The 2006 World Internet Summit UK

Tomorrow sees the start of the World Internet Summit UK 2006 in London which means an early start for me to travel down there. Yep, I splashed out another ton of cash I haven’t really got to attend yet another Internet Marketing seminar.

Didn’t I just go to one of those a few weeks ago? Yes I did, and I’ll probably talk about that pitch-athon in another post.

The Summit looks like it’s going to be a great seminar (don’t they all?) and I love the opportunity to meet with like minded souls but I could easily have missed this one.

In fact, the reason I’m going at all has some very interesting marketing lessons, so listen up!

I’d heard a little bit about the Summit before but, to be honest, I thought it was just a typical, expensive Internet marketing seminar and really didn’t pay it much attention. You know, one of those things that would be nice to go to if I could afford the cost and the time away from my family.

So what changed?

Well, if you’re in the UK then there’s a good chance you’ve heard of a guy called Andrew Reynolds. If you haven’t then all you need to know is that he started with nothing and is now a very successful, multi-millionaire who knows a thing or two about marketing (and direct mail in particular).

Anyway, I’ve been a customer of Andrew’s for many years. In fact it’s probably due to Andrew that I got interested in niche product development and marketing in the first place after he sold me some Bill Myers video tapes (back in the Manhattan Direct days). Now that was a good example of a cheap ‘front-end’ product because I then went on to spend hundreds more on a full set of tapes (there were no DVDs then) and have since sent him thousands more.

So I guess you could say that I’m a fairly loyal customer. I’ve met Andrew. I really like him. He seems like a straight-forward, down-to-earth, honest kind of guy.

But sometimes he does things that really tick me off. And to get back to the story of the World Internet Summit, here’s a case in point…

A couple of weeks ago I got a mailshot about a special gathering where Andrew and some of his associates were going to show us a step-by-step system for creating several thousand pounds (or dollars if you prefer) within 72 hours. And they were going to demonstrate it live in front of us.

It was a new system this guy Brett had shown him a year before and he’d used it to pull in half a million quid in a week (this is the same half million he talked about in Wembley last year that was filmed for a TV documentary). It was supposed to fit in well with another of his systems that I’m currently following. Maybe I’ll talk about that another time.
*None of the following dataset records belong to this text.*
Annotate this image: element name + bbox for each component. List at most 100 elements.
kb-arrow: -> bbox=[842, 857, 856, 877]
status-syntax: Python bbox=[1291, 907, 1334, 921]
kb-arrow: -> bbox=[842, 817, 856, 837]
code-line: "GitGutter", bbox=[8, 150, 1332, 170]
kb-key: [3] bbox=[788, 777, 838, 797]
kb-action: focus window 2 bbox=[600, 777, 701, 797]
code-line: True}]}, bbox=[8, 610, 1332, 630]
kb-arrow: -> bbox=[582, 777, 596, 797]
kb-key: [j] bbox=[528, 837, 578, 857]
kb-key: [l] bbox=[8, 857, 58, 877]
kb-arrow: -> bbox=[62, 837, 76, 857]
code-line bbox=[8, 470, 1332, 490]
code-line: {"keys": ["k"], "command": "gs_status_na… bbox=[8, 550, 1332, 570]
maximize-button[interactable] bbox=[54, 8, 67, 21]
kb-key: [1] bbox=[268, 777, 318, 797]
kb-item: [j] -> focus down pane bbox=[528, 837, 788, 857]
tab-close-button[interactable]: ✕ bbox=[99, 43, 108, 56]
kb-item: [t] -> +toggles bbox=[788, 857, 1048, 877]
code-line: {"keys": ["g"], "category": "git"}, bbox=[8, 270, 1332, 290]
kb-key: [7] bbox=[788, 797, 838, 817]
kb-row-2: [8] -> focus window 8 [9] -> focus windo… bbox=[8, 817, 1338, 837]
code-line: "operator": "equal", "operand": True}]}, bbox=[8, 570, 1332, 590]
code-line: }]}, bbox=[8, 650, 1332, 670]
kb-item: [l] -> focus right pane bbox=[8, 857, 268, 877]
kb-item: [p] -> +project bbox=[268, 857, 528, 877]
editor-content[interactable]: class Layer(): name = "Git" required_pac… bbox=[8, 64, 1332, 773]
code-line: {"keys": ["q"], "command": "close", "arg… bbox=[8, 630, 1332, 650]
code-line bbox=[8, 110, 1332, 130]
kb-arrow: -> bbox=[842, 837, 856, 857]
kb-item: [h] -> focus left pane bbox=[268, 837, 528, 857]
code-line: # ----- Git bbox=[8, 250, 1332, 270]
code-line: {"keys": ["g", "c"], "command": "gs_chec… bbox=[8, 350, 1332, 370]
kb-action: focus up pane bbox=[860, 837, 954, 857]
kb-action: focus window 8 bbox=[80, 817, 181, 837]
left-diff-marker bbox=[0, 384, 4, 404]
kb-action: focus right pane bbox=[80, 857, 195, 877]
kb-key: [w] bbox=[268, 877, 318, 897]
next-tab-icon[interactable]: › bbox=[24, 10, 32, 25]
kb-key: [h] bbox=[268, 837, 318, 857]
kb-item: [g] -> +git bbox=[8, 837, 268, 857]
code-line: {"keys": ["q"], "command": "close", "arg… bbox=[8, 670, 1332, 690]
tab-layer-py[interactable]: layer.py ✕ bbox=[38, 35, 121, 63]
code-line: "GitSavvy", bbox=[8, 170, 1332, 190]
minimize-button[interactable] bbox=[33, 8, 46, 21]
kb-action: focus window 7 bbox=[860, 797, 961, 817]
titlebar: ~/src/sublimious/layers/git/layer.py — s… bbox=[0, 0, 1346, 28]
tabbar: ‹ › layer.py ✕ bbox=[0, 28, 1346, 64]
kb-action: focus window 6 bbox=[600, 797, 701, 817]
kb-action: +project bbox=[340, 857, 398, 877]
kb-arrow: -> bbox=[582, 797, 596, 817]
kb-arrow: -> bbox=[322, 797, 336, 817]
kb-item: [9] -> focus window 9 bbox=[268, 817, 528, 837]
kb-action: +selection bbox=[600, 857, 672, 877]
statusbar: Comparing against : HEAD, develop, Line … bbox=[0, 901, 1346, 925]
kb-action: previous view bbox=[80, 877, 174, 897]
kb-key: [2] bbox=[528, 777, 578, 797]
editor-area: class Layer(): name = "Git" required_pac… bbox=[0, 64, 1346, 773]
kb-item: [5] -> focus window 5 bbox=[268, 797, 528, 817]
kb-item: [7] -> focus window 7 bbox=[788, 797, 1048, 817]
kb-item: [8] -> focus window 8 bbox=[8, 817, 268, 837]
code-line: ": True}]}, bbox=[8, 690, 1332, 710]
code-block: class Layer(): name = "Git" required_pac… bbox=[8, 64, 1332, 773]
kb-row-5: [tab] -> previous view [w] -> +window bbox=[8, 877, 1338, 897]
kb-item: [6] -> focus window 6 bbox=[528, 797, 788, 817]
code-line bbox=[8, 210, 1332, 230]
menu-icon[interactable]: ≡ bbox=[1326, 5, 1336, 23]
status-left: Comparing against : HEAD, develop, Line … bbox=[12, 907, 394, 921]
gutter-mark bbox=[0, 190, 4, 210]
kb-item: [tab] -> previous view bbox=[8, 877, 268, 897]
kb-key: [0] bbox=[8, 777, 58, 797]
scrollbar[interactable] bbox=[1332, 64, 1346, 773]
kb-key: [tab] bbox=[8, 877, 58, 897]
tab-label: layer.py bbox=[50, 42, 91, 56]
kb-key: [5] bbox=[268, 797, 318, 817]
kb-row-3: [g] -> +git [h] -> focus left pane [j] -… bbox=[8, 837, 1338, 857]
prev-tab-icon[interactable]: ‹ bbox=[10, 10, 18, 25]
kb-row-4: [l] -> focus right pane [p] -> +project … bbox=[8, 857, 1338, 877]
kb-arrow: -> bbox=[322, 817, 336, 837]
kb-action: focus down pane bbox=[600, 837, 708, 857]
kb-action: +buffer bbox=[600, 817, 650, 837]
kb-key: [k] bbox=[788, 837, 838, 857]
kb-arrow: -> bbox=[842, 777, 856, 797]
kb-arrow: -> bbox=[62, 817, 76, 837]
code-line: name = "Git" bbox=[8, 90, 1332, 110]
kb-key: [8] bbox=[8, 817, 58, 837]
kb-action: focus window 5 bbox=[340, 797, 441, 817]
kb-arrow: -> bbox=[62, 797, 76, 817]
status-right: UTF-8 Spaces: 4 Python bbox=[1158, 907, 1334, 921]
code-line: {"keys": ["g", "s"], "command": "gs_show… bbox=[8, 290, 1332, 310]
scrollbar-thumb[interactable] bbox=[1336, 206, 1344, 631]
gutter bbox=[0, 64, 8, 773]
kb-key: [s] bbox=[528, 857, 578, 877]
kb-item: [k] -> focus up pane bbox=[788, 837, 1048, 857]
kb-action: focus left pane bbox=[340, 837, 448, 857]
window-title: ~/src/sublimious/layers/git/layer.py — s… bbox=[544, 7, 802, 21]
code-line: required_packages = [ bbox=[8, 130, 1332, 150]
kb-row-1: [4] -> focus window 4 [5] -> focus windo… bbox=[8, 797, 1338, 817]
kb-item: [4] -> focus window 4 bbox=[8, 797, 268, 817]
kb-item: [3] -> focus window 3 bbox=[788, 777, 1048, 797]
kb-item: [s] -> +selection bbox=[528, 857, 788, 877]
Well, to cut a long story shorter than it might otherwise have been, I was convinced by the sales letter, the urgent scarcity play seemed plausible (after all, the seminar was only 2 weeks away), and the dates turned out to be amazingly convenient for me. So I signed up.

Now, at that point, I still had no idea that I was going to the World Internet Summit. In fact, for all I’m supposed to know right now, I’m not! Instead, I’m going to a “72-Hour Demonstration Weekend and Summit” that just happens to be in the same place and at the same time as the World Internet Summit. What the feck?

And how did I find out?

Well, I happen to know who Brett McFall is and recognised his picture in the sales letter (which only referred to him as “Brett”). So I did a bit of Googling and figured it out very quickly.
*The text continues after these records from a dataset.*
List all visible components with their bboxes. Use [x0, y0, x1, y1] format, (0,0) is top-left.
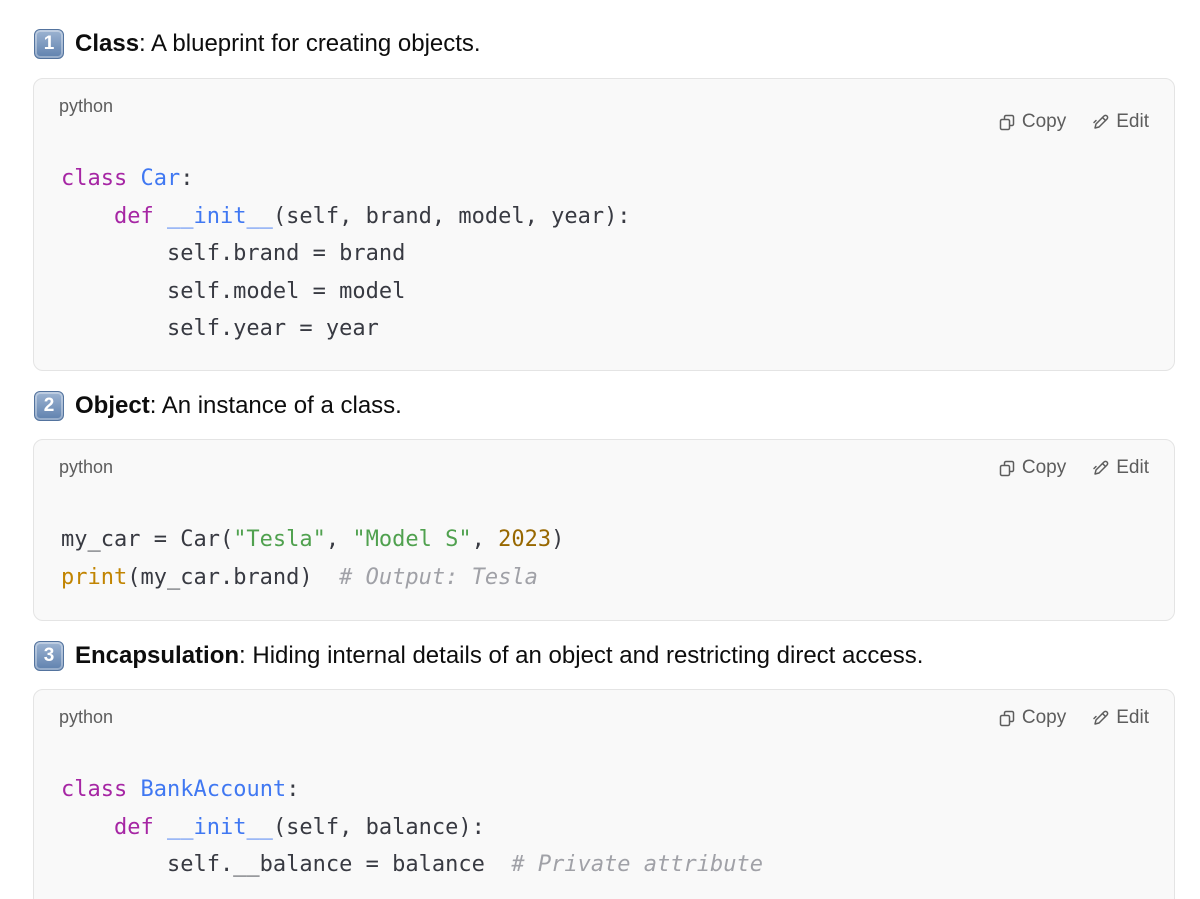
section-description: : A blueprint for creating objects.: [139, 30, 481, 57]
code-line: def __init__(self, brand, model, year):: [61, 198, 631, 236]
code-block-object: python Copy Edit my_car = Car("Tesla", "…: [33, 439, 1175, 621]
chat-response: 1 Class: A blueprint for creating object…: [0, 0, 1200, 899]
number-token: 2023: [498, 527, 552, 552]
copy-label: Copy: [1021, 707, 1067, 728]
name-token: BankAccount: [140, 777, 287, 802]
copy-icon: [999, 710, 1015, 726]
keyword-token: def: [113, 203, 167, 229]
edit-icon: [1093, 114, 1109, 129]
edit-icon: [1093, 460, 1109, 475]
keycap-number-icon: 2: [34, 391, 64, 421]
code-line: print(my_car.brand) # Output: Tesla: [61, 559, 564, 597]
copy-label: Copy: [1021, 111, 1067, 132]
code-token: :: [286, 777, 300, 802]
code-token: (self, balance):: [272, 814, 485, 840]
section-term: Object: [75, 392, 150, 419]
comment-token: # Output: Tesla: [339, 564, 538, 590]
code-line: my_car = Car("Tesla", "Model S", 2023): [61, 521, 564, 559]
keyword-token: def: [113, 814, 167, 840]
code-block-class: python Copy Edit class Car: def __init__…: [33, 78, 1175, 371]
copy-label: Copy: [1021, 457, 1067, 478]
code-content: class BankAccount: def __init__(self, ba…: [61, 771, 763, 884]
code-block-encapsulation: python Copy Edit class BankAccount: def …: [33, 689, 1175, 899]
name-token: Car: [140, 166, 181, 191]
code-content: class Car: def __init__(self, brand, mod…: [61, 160, 631, 348]
copy-button[interactable]: Copy: [999, 707, 1066, 729]
edit-button[interactable]: Edit: [1092, 111, 1149, 133]
code-token: self.year = year: [61, 316, 379, 341]
section-description: : Hiding internal details of an object a…: [239, 642, 924, 669]
copy-icon: [999, 114, 1015, 130]
code-token: self.brand = brand: [61, 241, 406, 266]
copy-button[interactable]: Copy: [999, 111, 1066, 133]
code-line: self.brand = brand: [61, 235, 631, 273]
keyword-token: class: [61, 166, 141, 191]
section-heading-encapsulation: 3 Encapsulation: Hiding internal details…: [34, 641, 923, 671]
comment-token: # Private attribute: [511, 852, 764, 877]
code-token: self.__balance = balance: [61, 852, 512, 877]
edit-label: Edit: [1116, 111, 1149, 132]
name-token: __init__: [166, 203, 273, 229]
code-content: my_car = Car("Tesla", "Model S", 2023) pr…: [61, 521, 564, 596]
string-token: "Tesla": [233, 527, 326, 552]
copy-icon: [999, 460, 1015, 476]
edit-button[interactable]: Edit: [1092, 457, 1149, 479]
edit-icon: [1093, 710, 1109, 725]
edit-label: Edit: [1116, 457, 1149, 478]
string-token: "Model S": [352, 527, 472, 552]
code-token: (my_car.brand): [127, 564, 340, 590]
code-line: def __init__(self, balance):: [61, 809, 763, 847]
copy-button[interactable]: Copy: [999, 457, 1066, 479]
code-language-label: python: [59, 457, 114, 477]
code-token: self.model = model: [61, 278, 406, 304]
section-term: Encapsulation: [75, 642, 240, 669]
code-line: self.model = model: [61, 273, 631, 311]
edit-label: Edit: [1116, 707, 1149, 728]
code-token: ,: [325, 527, 353, 552]
code-token: ,: [471, 527, 499, 552]
code-line: self.__balance = balance # Private attri…: [61, 846, 763, 884]
code-actions: Copy Edit: [999, 457, 1149, 479]
name-token: __init__: [166, 814, 273, 840]
code-token: (self, brand, model, year):: [272, 203, 631, 229]
section-description: : An instance of a class.: [149, 392, 402, 419]
code-actions: Copy Edit: [999, 111, 1149, 133]
section-heading-class: 1 Class: A blueprint for creating object…: [34, 29, 481, 59]
code-token: ): [551, 527, 565, 552]
code-line: class BankAccount:: [61, 771, 763, 809]
code-token: :: [180, 166, 194, 191]
code-line: self.year = year: [61, 310, 631, 348]
builtin-token: print: [61, 564, 128, 590]
code-line: class Car:: [61, 160, 631, 198]
keycap-number-icon: 3: [34, 641, 64, 671]
section-heading-object: 2 Object: An instance of a class.: [34, 391, 402, 421]
keycap-number-icon: 1: [34, 29, 64, 59]
code-actions: Copy Edit: [999, 707, 1149, 729]
code-language-label: python: [59, 707, 114, 727]
keyword-token: class: [61, 777, 141, 802]
code-language-label: python: [59, 96, 114, 116]
code-token: my_car = Car(: [61, 527, 234, 552]
edit-button[interactable]: Edit: [1092, 707, 1149, 729]
section-term: Class: [75, 30, 140, 57]
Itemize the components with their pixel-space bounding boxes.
And here’s the point of the whole story…

Once I knew what the real deal was (though I couldn’t be 100% certain until the location information arrived in the post a few days later), I felt really angry. I felt stupid. I felt like I’d been duped or conned. That perhaps the seminar I’d be going to was not the one I’d signed up for or been ’sold’.
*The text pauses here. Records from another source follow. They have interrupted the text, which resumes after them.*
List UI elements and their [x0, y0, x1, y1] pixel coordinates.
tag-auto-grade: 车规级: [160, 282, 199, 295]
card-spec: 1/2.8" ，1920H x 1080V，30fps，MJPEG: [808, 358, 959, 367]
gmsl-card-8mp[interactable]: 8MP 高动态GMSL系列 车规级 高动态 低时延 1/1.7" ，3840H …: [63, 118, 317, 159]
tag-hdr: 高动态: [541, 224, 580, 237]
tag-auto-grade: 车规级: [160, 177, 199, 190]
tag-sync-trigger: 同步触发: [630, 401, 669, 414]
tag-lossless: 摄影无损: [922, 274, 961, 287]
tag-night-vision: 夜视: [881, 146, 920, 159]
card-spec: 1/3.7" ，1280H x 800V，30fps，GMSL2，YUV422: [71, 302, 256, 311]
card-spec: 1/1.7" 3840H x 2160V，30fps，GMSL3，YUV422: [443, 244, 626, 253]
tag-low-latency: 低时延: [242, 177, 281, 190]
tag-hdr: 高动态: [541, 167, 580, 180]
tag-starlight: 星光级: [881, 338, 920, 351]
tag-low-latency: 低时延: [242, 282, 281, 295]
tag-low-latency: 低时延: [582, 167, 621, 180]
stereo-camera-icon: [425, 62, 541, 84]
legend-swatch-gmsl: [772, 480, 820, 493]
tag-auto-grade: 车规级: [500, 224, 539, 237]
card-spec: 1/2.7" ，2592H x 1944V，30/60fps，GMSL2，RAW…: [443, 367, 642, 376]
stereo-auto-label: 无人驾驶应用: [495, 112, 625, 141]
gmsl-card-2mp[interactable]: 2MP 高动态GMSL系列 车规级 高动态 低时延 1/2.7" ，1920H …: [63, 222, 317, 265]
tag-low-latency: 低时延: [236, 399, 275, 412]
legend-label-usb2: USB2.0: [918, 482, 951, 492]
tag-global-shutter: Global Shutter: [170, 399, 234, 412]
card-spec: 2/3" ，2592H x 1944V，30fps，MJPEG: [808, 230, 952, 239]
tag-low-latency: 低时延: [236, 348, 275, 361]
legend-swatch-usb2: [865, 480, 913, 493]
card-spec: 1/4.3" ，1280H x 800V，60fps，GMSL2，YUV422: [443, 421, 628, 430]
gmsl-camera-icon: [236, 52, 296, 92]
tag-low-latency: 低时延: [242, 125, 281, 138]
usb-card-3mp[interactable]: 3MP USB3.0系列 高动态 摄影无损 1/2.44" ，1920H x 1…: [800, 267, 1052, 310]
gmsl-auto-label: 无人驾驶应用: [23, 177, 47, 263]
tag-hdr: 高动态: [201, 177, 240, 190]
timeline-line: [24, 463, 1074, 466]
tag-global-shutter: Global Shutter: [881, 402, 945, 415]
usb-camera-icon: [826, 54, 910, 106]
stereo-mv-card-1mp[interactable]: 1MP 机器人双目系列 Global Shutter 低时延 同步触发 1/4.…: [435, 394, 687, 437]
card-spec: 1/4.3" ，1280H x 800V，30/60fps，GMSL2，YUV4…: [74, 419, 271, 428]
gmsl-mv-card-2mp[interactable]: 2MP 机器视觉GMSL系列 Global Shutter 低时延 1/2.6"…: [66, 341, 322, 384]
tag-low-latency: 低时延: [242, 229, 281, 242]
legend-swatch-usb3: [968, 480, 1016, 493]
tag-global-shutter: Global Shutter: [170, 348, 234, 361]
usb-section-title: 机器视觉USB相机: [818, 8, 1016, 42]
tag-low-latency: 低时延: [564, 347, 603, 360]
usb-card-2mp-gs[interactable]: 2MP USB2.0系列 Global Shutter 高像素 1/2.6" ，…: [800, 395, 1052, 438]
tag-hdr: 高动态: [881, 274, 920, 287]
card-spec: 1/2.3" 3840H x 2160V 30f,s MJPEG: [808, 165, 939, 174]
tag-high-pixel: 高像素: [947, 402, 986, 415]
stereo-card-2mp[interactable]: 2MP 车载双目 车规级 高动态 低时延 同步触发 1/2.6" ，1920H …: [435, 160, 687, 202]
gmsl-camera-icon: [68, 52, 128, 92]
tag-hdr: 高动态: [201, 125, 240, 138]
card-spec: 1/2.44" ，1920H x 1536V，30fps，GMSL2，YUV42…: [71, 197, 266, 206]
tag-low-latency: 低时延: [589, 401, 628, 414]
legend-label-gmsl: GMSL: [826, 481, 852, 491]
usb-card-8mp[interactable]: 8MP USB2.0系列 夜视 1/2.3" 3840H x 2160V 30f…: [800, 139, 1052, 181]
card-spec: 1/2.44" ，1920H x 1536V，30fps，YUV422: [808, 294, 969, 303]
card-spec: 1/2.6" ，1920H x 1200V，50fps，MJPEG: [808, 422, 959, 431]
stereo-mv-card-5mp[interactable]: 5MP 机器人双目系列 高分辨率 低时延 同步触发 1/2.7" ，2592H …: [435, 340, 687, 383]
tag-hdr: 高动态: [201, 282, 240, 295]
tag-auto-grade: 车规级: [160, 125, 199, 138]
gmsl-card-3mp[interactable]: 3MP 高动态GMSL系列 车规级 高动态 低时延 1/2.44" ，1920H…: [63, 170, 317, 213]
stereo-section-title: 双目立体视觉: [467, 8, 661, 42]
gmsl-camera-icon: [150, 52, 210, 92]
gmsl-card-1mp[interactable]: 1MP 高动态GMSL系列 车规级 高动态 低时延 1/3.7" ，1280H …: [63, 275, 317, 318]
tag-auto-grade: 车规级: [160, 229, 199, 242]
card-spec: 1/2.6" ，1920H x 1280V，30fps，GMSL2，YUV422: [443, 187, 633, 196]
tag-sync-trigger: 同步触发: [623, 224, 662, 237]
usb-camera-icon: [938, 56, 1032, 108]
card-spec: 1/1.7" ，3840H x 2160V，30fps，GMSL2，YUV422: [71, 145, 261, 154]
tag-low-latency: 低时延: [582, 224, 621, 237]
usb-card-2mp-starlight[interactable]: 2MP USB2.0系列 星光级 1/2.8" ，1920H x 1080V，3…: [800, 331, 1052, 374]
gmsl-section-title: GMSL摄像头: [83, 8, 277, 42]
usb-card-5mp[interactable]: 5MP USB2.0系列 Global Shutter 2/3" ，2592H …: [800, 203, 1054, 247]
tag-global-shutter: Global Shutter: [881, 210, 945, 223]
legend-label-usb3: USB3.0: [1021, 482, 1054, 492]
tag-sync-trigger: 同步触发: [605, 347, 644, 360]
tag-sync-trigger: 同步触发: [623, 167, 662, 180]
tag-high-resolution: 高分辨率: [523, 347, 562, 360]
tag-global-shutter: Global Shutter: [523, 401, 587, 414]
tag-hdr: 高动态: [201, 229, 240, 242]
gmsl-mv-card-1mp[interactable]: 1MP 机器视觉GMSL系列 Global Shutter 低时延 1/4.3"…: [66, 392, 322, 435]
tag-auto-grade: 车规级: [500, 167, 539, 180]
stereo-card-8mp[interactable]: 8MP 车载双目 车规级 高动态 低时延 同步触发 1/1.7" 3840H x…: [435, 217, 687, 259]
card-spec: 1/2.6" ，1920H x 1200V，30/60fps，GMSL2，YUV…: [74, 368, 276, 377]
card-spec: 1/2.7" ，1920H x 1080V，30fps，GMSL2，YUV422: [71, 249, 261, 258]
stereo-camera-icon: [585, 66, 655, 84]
My first reaction was that I thought I ought to cancel it immediately and get a refund. No, actually, my first reaction was to wonder how I’d been so dumb as to do the research after giving him my credit card details!

So I was feeling pretty low about the whole thing at that point.

But I decided to do some more research and have a look at the ‘proper’ sales letter for the World Internet Summit and sign up for the pre-seminar mailing list. And I’m glad I did for 2 reasons:

  1. I got to find out what the seminar was really all about. It looked pretty good and still included the 72-hour demonstration.
  2. I discovered a whole bunch of teleseminars that were being recorded with the speakers in the run-up to the Summit. I had a few weeks of them to catch up on but they have been full of great information and a good primer for the seminar.

So after a few days of frantic pacing around, I mellowed and decided to go ahead after all.

But I’m still pretty mad at Andrew Reynolds for the way that he’s handled his promotion of the event. If I get the opportunity this weekend I’m going to corner him and ask him what is approach was all about. What was he thinking? That we’re going to walk through the door of the Wembley Conference Centre tomorrow and he’s going to say “Surprise! You’re actually at the World Internet Summit not that other thing I made up just for you!”

I feel like he’s been dishonest in hiding the true nature of the event and I think he’s done his customers a disservice by not giving them access to the teleseminar recordings. This is a very bad thing to do to your loyal customers.

I hope he has a good explanation for it all. Maybe he didn’t realise what the implications would be or maybe he just screwed up. Will I forgive him? Probably this time, but the damage has been done.

The irony is that the angle he took was what ’sold’ me on the event and I probably wouldn’t have been going otherwise. I just wish he’d come clean afterwards, that’s all.